Identification of tumor-secreted exosomal miRNAs involved in pre-metastatic niche formation and metastatic progression by MED Professor David Wai Chan published in Molecular Cancer
The collaborative research led by Professor David Wai Chan, School of Medicine, The Chinese University of Hong Kong, Shenzhen, and his team from The University of Hong Kong, and other collaborators from The Chinese University of Hong Kong and Shanghai Jiao Tong University, was published their paper entitled “Tumor-secreted exosomal miR-141 activates tumor-stroma interactions and controls premetastatic niche formation in ovarian cancer metastasis”, in the January 9th, 2023 issue of Molecular Cancer. Dr. Yulan Mo (1st author) and Dr. Mingo MH Yung (co-corresponding author) were Prof. David Wai Chan’s Ph.D. student and postdoctoral fellow, respectively.

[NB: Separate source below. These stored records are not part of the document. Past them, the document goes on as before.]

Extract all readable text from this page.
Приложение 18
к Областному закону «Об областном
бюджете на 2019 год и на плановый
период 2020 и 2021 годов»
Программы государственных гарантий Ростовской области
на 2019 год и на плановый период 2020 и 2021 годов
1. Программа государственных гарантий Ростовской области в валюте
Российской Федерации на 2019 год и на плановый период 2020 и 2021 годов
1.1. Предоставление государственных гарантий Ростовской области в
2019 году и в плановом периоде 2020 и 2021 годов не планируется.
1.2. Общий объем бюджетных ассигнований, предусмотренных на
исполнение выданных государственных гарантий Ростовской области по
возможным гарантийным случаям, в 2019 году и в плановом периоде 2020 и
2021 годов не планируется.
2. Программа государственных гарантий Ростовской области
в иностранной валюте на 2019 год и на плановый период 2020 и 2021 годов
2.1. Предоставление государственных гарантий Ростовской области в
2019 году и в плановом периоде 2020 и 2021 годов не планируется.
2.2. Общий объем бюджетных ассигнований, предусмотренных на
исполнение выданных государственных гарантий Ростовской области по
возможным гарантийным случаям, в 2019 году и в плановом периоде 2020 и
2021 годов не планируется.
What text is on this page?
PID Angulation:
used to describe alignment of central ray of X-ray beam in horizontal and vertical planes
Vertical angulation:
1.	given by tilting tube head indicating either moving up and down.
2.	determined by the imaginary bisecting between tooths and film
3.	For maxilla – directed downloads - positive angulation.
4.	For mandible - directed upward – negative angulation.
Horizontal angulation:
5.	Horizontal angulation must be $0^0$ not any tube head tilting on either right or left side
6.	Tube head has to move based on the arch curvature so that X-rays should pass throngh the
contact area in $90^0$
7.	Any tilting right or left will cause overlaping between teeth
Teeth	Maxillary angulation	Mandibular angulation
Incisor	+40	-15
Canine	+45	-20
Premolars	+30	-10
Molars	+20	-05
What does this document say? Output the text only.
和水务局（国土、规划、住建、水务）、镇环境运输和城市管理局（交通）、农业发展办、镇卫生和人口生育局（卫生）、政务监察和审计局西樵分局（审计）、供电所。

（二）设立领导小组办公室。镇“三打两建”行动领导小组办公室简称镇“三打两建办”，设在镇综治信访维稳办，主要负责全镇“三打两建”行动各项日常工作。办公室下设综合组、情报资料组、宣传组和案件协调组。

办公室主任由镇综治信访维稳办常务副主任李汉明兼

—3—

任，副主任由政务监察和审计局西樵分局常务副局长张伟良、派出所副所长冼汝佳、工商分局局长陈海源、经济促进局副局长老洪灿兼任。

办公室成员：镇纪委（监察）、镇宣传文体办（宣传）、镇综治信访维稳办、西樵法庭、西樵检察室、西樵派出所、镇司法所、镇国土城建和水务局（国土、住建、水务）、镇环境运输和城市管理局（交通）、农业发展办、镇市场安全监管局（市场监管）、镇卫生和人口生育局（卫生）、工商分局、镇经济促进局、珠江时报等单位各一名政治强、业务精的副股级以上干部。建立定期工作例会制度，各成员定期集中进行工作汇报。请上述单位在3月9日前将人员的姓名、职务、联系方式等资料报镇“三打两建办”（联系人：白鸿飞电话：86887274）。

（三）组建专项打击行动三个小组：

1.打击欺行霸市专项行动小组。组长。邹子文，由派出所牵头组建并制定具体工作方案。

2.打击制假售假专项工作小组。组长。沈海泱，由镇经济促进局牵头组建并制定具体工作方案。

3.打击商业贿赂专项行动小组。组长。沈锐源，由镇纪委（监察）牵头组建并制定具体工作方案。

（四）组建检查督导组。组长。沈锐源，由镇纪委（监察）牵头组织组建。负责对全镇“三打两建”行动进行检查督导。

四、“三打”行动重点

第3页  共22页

According to the ‘seed and soil’ hypothesis proposed by Stephen Paget, the organ-specific metastatic patterns of human cancers are determined not only by the tumor cells (seed) but also by the premetastatic niche (soil). Investigation into how disseminated tumor cells choose specific distal sites for metastatic homing has become a hot topic. In this study, they report that the tumor-derived exosomal miR-141 possesses the capacity for cell-to-cell communication and reprograms stromal fibroblasts to be cancer-associated fibroblast (CAF) phenotype. These findings are strongly supported by the comprehensive mechanistic and functional results and are significantly evidenced by clinical data. Importantly, this study highlights the signaling cascade YAP1/GROɑ/CXCRs mediated by the exosomal miR-141 as a positive loop for the crosstalk in tumor-stromal interactions and the putative therapeutic target in preventing metastatic colonization.